Wittlich · Dass in Wittlich die Mundart verschwindet, in Bitburg hingegen aktiv mit ihr geworben wird - zu dieser Tatsache melden sich TV-Leser zu Wort. Darunter sogenannte Wittlicher Originale, aber auch ein Behördenleiter. Der TV dokumentiert die Reaktionen.

Wittlich. "Mir schwäätzen Platt…": Das gilt offensichtlich nicht nur für die Bitburger, die mit einem solchen Aufkleber auf ihren Geschäften für ihre Zweisprachigkeit werben. In Wittlich gibt es diese Aufkleber nicht, auch weil kaum einer noch den Dialekt der Säubrenner sprechen kann (der TV berichtete).
Aber es gibt eine Institution da ist es anders. Das sagt Stephan Reuter, Weinbauamtsleiter in der Friedrichstraße Wittlich. Er teilt mit: "Mit Interesse habe ich heute Ihren Artikel in der Wittlicher Ausgabe gelesen. Unsere Mitarbeiterinnen und Mitarbeiter stammen fast alle aus dem Sprachraum des Moselfränkischen. Daher gehört das Platt der Mosel bei uns - einschließlich der Leitung des Weinbauamtes - selbstverständlich zum Service und ist ein wichtiger Faktor im täglichen Umgang mit unseren Kunden und Partnern. Unser Ehrenamt dürfte wohl zu nahezu 100 Prozent Platt schwätzen."
Wer sich nicht ins Weinbauamt (Haus der Landwirtschaft) traut, kann theoretisch in Ruhe daheim Platt genießen. Unter zwei Voraussetzungen: Er hat einen Plattenspieler und die Scheibe: "Wettlia Steckelcha - Gedichte, Anekdoten in Wittlicher Mundart." Die Rarität ist gepresst worden, als Karl-Adolf Orth noch Bürgermeister war, also zwischen 1970 und 1977. Orths schreibt auf der Hülle: "Mit dieser Schallplatte will die Stadt Wittlich einen Beitrag leisten zur Erhaltung dieses Kulturgutes." Kurios: Auf diese Platte hingewiesen hat den TV ausgerechnet ein Bernkasteler ("Das Beste an Bernkastel ist der Bus nach Wittlich", O-Ton des kleinen "Birjamaistas" Albert Klein), der allerdings in Osann geboren ist. Der Entdecker der Platte will für die Säubrenner anonym bleiben und schreibt: "Vor etwa 30 Jahren hat Wittlich mal eine Schallplatte herausgebracht mit dem Titel Wettlia Steckelcha. Da ging es um ähn und hät un uusen und eieren und dergleichen mehr in richtigem Wettlia Dialekt." Er selbst könne auch zumindest Osanner Platt perfekt, verstehe aber auch Wettlia. Und: "Falls Interesse besteht, kann ich jo moal im Schank kauken, ob eich die Platt nach fennen, dann kinnta se ger krien." Gesucht, gefunden, dankeschön!

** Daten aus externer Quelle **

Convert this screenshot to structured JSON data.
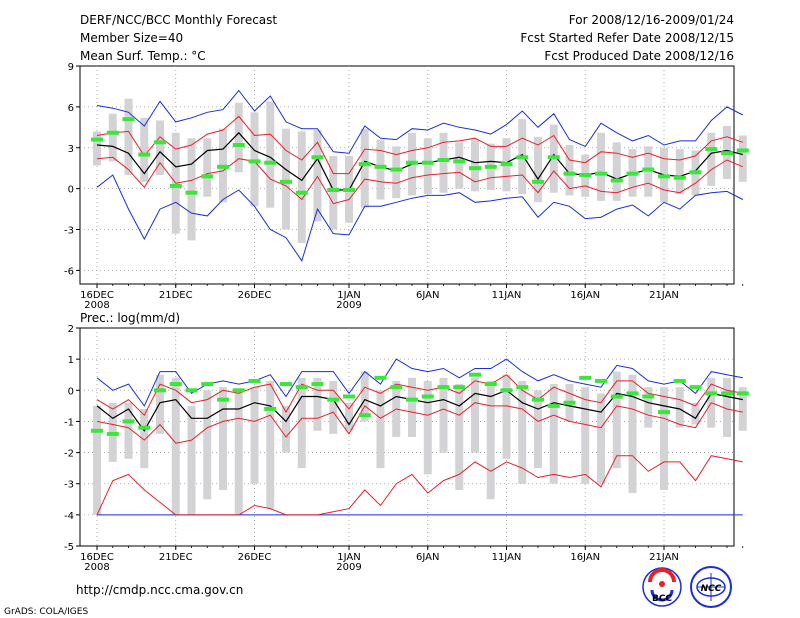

Eine Schallplatte braucht dagegen Rita Neukirch, Wittlich, nicht. Sie spricht und schreibt (!) Platt, hat ihre Reaktion auf den Artikel aber auch dankeswerterweise in übersetzter Form zu Papier gebracht: "Viele Merci fia dä gooden Offsatz en da Zeidung. Iha hott mia un viele anare aale Wettlier aus da Siel geredt. Schood fia oos Mottasprooch datt se so langsam nimmi geredt un aalem viaron ooch nimmi vastaanen gett. Eisch sain en da Feldstrooß gruuß gänn un do honn eisch nooch Platt geschwädzt mem Äschats Pitta un saina Fraa, mem Roths Kathrina, met däa aala Frau Föhr vom Zigarettelädschie un met däa aala Frau Freis vom Lädschie opb da Äägk on da Träarastrooß. Bei da Frau Freis guv et vom ängeläschte Hiering, iwa Gutsja, Kernsääf bes zo de Schoohriemen aales. Eisch honn nooch et Pleina Griet, Prachts Emma un saine Brooda Rudi, Brands Mia vom Gemeeselooden un Nejeles Sanni kannt. Die schien Wäada en Wettlier Platt sain fia meisch: (\'dm Kasparis Addi sain-) Fluudamesch, en Biebessisgroßist, en Schajutschie, Hegklabugkel, Maulschäarschie, Jessesmariaunjusep, majusebetta, en klän Bodtel, Deifängker un äntlisch geddet nooch viel mieh."
Die Übersetzung: "Vielen Dank für den guten Aufsatz in der Zeitung. Sie haben mir und vielen anderen alten Wittlichern aus der Seele gesprochen. Schade für unsere Muttersprache, dass sie kaum noch gesprochen und allem voran auch nicht mehr verstanden wird. Ich bin in der Feldstraße aufgewachsen, und da habe ich noch Platt gesprochen mit Peter Eichhorn und seiner Frau, mit Katharina Roth, mit der alten Frau Föhr aus dem Zigarettenladen und mit der alten Frau Freis vom Lädchen an der Ecke zur Trierer Straße. Bei Frau Freis gab\'s vom eingelegten Hering über Süßigkeiten, Kernseife bis zu den Schnürsenkeln alles. Ich habe noch Pleiner Griet, Emma Pracht und ihren Bruder Rudi, Mia Brand und Sanni Negele gekannt. Die schönen Worte in Wittlicher Platt sind für mich kaum zu übersetzen: Fluudamesch ist ein flatterhaftes Wesen, eine Frau, die überall und nirgens ist, Bibessisgroßist ist ein Kleinigkeitskrämer, Schajutschie ist ein Schmuckkästchen, auf dem Hegklabugkel war man, wenn man auf dem Rücken eines anderen getragen wurde, Maulschäarschie nannte man die Menge, die in den Mund passte, en klän Bodtel war ein kleines Mädchen und ein Deifängker war ein Teufelskerl. Nochmals danke für den Artikel und in der Hoffnung, dass es aufwärts geht mit unserer Muttersprache."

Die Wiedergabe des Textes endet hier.